UKPLab / MMT-Retrieval

Other
129 stars 14 forks source link

Negative samples for CE training #7

Open Fantabulous-J opened 2 years ago

Fantabulous-J commented 2 years ago

Hi, thanks for sharing such amazing work.

As inferred from the work, I think you just randomly sample negatives from the whole training dataset?

I wonder why you didn't use hard negatives sampled from the top-k distribution of a BE model, as some works in information retrieval show this could result in a better reranker.

You mentioned that using such hard negatives will lead to overfitting the CE model. Do you think any other factors will result in overfitting? For example, false negatives (i.e., positives unlabelled by annotators) may appear in the top-k predictions of a BE model. So sampling hard negatives from this distribution could potentially mislead the reranker.

gregor-ge commented 2 years ago

Hi,

for the CE, we sampled negatives from all examples, correct.

We experimented with sampling (a portion) of negative examples from a top-k BE distribution but found that to not work well at all. The main problem was that the BE was fixed so the examples are drawn from the same top-k examples throughout the training, which made it likely easy for the CE model to overfit on some artifacts of the BE examples.

A better approach probably would be to also adapt the BE model during training, e.g. by training both at once and regularly updating the examples (similar to https://arxiv.org/abs/2007.00808) but that was to expensive compute-wise for us.

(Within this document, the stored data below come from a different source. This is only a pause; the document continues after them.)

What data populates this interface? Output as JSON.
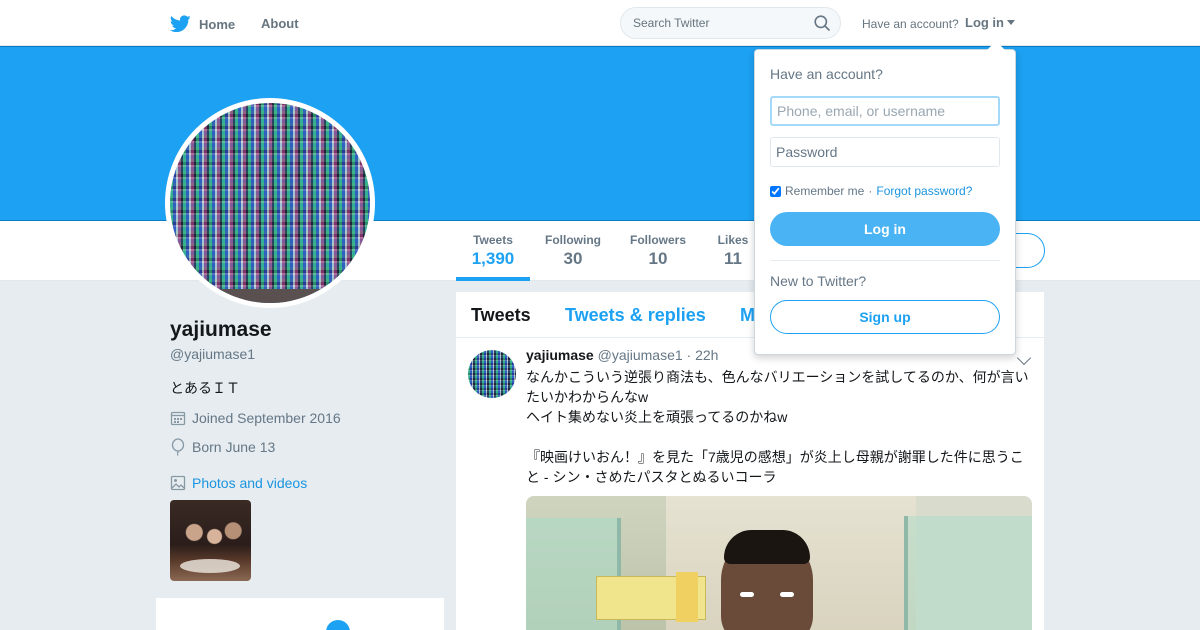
{
  "nav": {
    "home_label": "Home",
    "about_label": "About",
    "search_placeholder": "Search Twitter",
    "have_account": "Have an account?",
    "login_label": "Log in"
  },
  "profile": {
    "name": "yajiumase",
    "handle": "@yajiumase1",
    "bio": "とあるＩＴ",
    "joined": "Joined September 2016",
    "born": "Born June 13",
    "photos_link": "Photos and videos"
  },
  "stats": [
    {
      "label": "Tweets",
      "value": "1,390"
    },
    {
      "label": "Following",
      "value": "30"
    },
    {
      "label": "Followers",
      "value": "10"
    },
    {
      "label": "Likes",
      "value": "11"
    }
  ],
  "timeline": {
    "tabs": [
      "Tweets",
      "Tweets & replies",
      "M"
    ]
  },
  "tweet": {
    "name": "yajiumase",
    "handle": "@yajiumase1",
    "dot": "·",
    "time": "22h",
    "line1": "なんかこういう逆張り商法も、色んなバリエーションを試してるのか、何が言いたいかわからんなw",
    "line2": "ヘイト集めない炎上を頑張ってるのかねw",
    "line3": "『映画けいおん！』を見た「7歳児の感想」が炎上し母親が謝罪した件に思うこと - シン・さめたパスタとぬるいコーラ"
  },
  "login_dropdown": {
    "title": "Have an account?",
    "username_placeholder": "Phone, email, or username",
    "password_placeholder": "Password",
    "remember": "Remember me",
    "separator": "·",
    "forgot": "Forgot password?",
    "login_button": "Log in",
    "new_to_twitter": "New to Twitter?",
    "signup_button": "Sign up"
  },
  "colors": {
    "brand_blue": "#1da1f2",
    "link_blue": "#1b95e0",
    "page_bg": "#e6ecf0"
  },
  "icons": [
    "twitter-bird-icon",
    "search-icon",
    "calendar-icon",
    "balloon-icon",
    "photo-icon",
    "chevron-down-icon"
  ]
}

Your idea with false negatives probably also played a role there. It is a known problem in sparsely-labelled retrieval (e.g. https://arxiv.org/abs/2010.08191). In addition, I did an error analysis on Flickr30k and noticed there, too, that a lot of "mistakes" correctly match but are simply not labelled as such. For MSCOCO, there is the Crisscrossed extension (https://arxiv.org/abs/2004.15020) which tries to reduce those false negatives.

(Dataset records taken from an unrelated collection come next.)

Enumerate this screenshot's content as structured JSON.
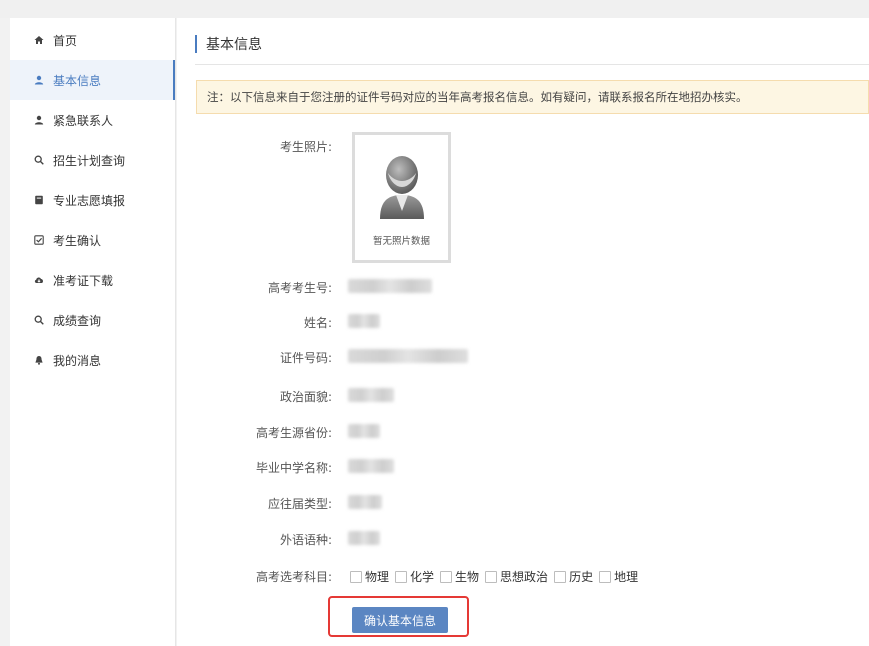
{
  "sidebar": {
    "items": [
      {
        "label": "首页",
        "icon": "home-icon",
        "active": false
      },
      {
        "label": "基本信息",
        "icon": "user-icon",
        "active": true
      },
      {
        "label": "紧急联系人",
        "icon": "user-icon",
        "active": false
      },
      {
        "label": "招生计划查询",
        "icon": "search-icon",
        "active": false
      },
      {
        "label": "专业志愿填报",
        "icon": "book-icon",
        "active": false
      },
      {
        "label": "考生确认",
        "icon": "checkbox-icon",
        "active": false
      },
      {
        "label": "准考证下载",
        "icon": "cloud-download-icon",
        "active": false
      },
      {
        "label": "成绩查询",
        "icon": "search-icon",
        "active": false
      },
      {
        "label": "我的消息",
        "icon": "bell-icon",
        "active": false
      }
    ]
  },
  "page": {
    "title": "基本信息",
    "notice": "注：以下信息来自于您注册的证件号码对应的当年高考报名信息。如有疑问，请联系报名所在地招办核实。"
  },
  "form": {
    "photo_label": "考生照片:",
    "photo_caption": "暂无照片数据",
    "fields": [
      {
        "label": "高考考生号:"
      },
      {
        "label": "姓名:"
      },
      {
        "label": "证件号码:"
      },
      {
        "label": "政治面貌:"
      },
      {
        "label": "高考生源省份:"
      },
      {
        "label": "毕业中学名称:"
      },
      {
        "label": "应往届类型:"
      },
      {
        "label": "外语语种:"
      }
    ],
    "subjects_label": "高考选考科目:",
    "subjects": [
      "物理",
      "化学",
      "生物",
      "思想政治",
      "历史",
      "地理"
    ]
  },
  "actions": {
    "confirm_label": "确认基本信息"
  },
  "colors": {
    "accent": "#4a7cc0",
    "button": "#5b86c2",
    "highlight_border": "#e53935",
    "notice_bg": "#fdf6e3"
  }
}
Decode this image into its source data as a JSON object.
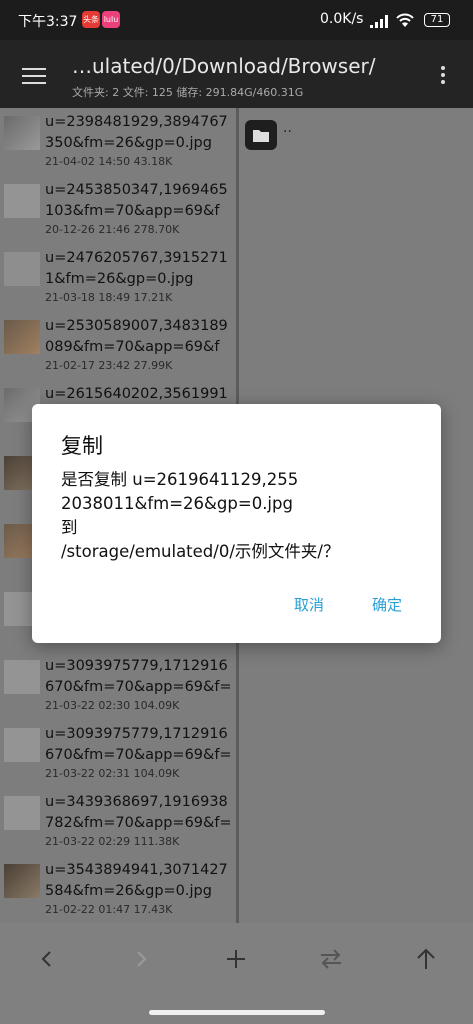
{
  "status_bar": {
    "time": "下午3:37",
    "badge1": "头条",
    "badge2": "lulu",
    "net_speed": "0.0K/s",
    "battery": "71"
  },
  "app_bar": {
    "path": "…ulated/0/Download/Browser/",
    "stats": "文件夹: 2   文件: 125   储存: 291.84G/460.31G"
  },
  "files": [
    {
      "name": "u=2398481929,3894767350&fm=26&gp=0.jpg",
      "meta": "21-04-02 14:50  43.18K"
    },
    {
      "name": "u=2453850347,1969465103&fm=70&app=69&f=…",
      "meta": "20-12-26 21:46  278.70K"
    },
    {
      "name": "u=2476205767,3915271 1&fm=26&gp=0.jpg",
      "meta": "21-03-18 18:49  17.21K"
    },
    {
      "name": "u=2530589007,3483189089&fm=70&app=69&f=…",
      "meta": "21-02-17 23:42  27.99K"
    },
    {
      "name": "u=2615640202,35619914",
      "meta": ""
    },
    {
      "name": "",
      "meta": ""
    },
    {
      "name": "",
      "meta": ""
    },
    {
      "name": "",
      "meta": ""
    },
    {
      "name": "u=3093975779,1712916670&fm=70&app=69&f=J…",
      "meta": "21-03-22 02:30  104.09K"
    },
    {
      "name": "u=3093975779,1712916670&fm=70&app=69&f=J…",
      "meta": "21-03-22 02:31  104.09K"
    },
    {
      "name": "u=3439368697,1916938782&fm=70&app=69&f=J…",
      "meta": "21-03-22 02:29  111.38K"
    },
    {
      "name": "u=3543894941,3071427584&fm=26&gp=0.jpg",
      "meta": "21-02-22 01:47  17.43K"
    }
  ],
  "right_pane": {
    "parent_label": ".."
  },
  "dialog": {
    "title": "复制",
    "line1": "是否复制 u=2619641129,255",
    "line2": "2038011&fm=26&gp=0.jpg",
    "line3": "到",
    "line4": "/storage/emulated/0/示例文件夹/？",
    "cancel": "取消",
    "ok": "确定"
  },
  "colors": {
    "accent": "#2a9fd6",
    "app_bar": "#242424",
    "scrim_pane": "#7d7d7d"
  },
  "toolbar_icons": [
    "back-icon",
    "forward-icon",
    "add-icon",
    "swap-icon",
    "up-icon"
  ]
}
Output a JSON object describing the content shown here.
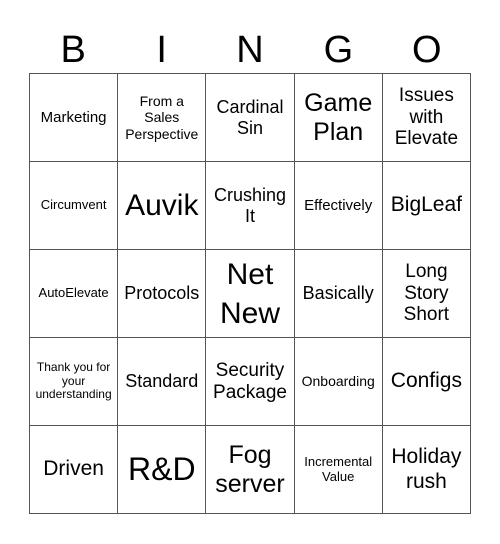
{
  "header": {
    "letters": [
      "B",
      "I",
      "N",
      "G",
      "O"
    ]
  },
  "cells": [
    [
      "Marketing",
      "From a Sales Perspective",
      "Cardinal Sin",
      "Game Plan",
      "Issues with Elevate"
    ],
    [
      "Circumvent",
      "Auvik",
      "Crushing It",
      "Effectively",
      "BigLeaf"
    ],
    [
      "AutoElevate",
      "Protocols",
      "Net New",
      "Basically",
      "Long Story Short"
    ],
    [
      "Thank you for your understanding",
      "Standard",
      "Security Package",
      "Onboarding",
      "Configs"
    ],
    [
      "Driven",
      "R&D",
      "Fog server",
      "Incremental Value",
      "Holiday rush"
    ]
  ]
}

Fantabulous-J commented 2 years ago

Thanks for your reply.

I am quite curious about the performance of the CE trained by sampling from the top-k predictions of a BE model. What does "not work well at all" mean? Is adding the CE model even worse than solely using a BE model for retrieval?

gregor-ge commented 2 years ago

I don't have raw numbers available since it has been some time since the experiments, but the CE model trained with top-k BE negatives significantly underperformed with R@1 lower by maybe 10 points or more compared to the CE trained with random negatives.

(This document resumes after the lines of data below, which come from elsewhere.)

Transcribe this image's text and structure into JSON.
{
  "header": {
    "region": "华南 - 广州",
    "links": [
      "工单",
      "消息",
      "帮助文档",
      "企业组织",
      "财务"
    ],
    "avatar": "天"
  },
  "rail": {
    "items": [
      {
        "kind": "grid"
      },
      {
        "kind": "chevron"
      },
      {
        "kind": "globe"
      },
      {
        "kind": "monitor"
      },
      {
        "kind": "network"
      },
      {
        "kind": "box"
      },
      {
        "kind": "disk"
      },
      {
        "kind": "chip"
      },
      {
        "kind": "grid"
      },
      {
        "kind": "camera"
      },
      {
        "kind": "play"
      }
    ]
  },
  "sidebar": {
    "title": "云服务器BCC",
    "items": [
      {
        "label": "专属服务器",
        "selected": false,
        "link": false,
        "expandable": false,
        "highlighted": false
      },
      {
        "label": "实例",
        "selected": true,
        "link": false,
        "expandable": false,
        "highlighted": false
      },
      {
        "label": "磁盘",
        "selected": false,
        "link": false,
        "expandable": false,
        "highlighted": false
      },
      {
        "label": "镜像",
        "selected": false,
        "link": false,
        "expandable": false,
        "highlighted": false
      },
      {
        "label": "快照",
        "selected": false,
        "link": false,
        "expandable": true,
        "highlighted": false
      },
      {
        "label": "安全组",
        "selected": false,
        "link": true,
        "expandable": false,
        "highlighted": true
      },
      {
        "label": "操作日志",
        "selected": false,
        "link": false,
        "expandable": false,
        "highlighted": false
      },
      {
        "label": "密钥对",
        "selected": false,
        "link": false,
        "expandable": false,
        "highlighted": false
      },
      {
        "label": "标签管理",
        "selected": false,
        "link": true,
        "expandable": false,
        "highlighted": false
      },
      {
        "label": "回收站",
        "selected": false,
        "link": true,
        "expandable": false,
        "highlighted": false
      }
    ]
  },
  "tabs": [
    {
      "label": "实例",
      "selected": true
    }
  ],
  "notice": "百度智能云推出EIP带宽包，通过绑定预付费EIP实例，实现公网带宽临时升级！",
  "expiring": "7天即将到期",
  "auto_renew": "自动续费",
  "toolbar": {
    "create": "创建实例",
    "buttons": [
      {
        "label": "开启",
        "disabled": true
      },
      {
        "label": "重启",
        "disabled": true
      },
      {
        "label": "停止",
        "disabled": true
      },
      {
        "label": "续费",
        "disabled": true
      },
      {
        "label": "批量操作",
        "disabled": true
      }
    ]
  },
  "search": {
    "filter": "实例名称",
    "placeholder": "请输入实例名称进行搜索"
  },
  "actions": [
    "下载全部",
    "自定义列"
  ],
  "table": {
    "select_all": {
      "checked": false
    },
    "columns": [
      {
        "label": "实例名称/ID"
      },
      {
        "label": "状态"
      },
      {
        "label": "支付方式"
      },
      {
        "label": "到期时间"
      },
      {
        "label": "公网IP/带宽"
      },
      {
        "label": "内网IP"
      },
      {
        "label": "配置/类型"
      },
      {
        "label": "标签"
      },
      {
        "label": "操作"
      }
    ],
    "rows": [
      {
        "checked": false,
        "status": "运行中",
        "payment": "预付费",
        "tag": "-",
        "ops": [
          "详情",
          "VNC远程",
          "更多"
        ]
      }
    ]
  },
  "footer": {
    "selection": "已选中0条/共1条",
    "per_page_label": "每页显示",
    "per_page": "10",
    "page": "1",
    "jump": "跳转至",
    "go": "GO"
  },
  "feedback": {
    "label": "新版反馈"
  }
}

Note that this is about the performance when using solely the CE model for retrieval. I don't know how it would have worked in a retrieve-rerank setup in combination with the BE model. That is actually an interesting question that we could have investigated. It's possible that the top-k BE negative trained CE model might have been better at "fixing" mistakes by the BE model than a CE model trained with random negatives. Or it might still be worse - hard to tell without trying it out.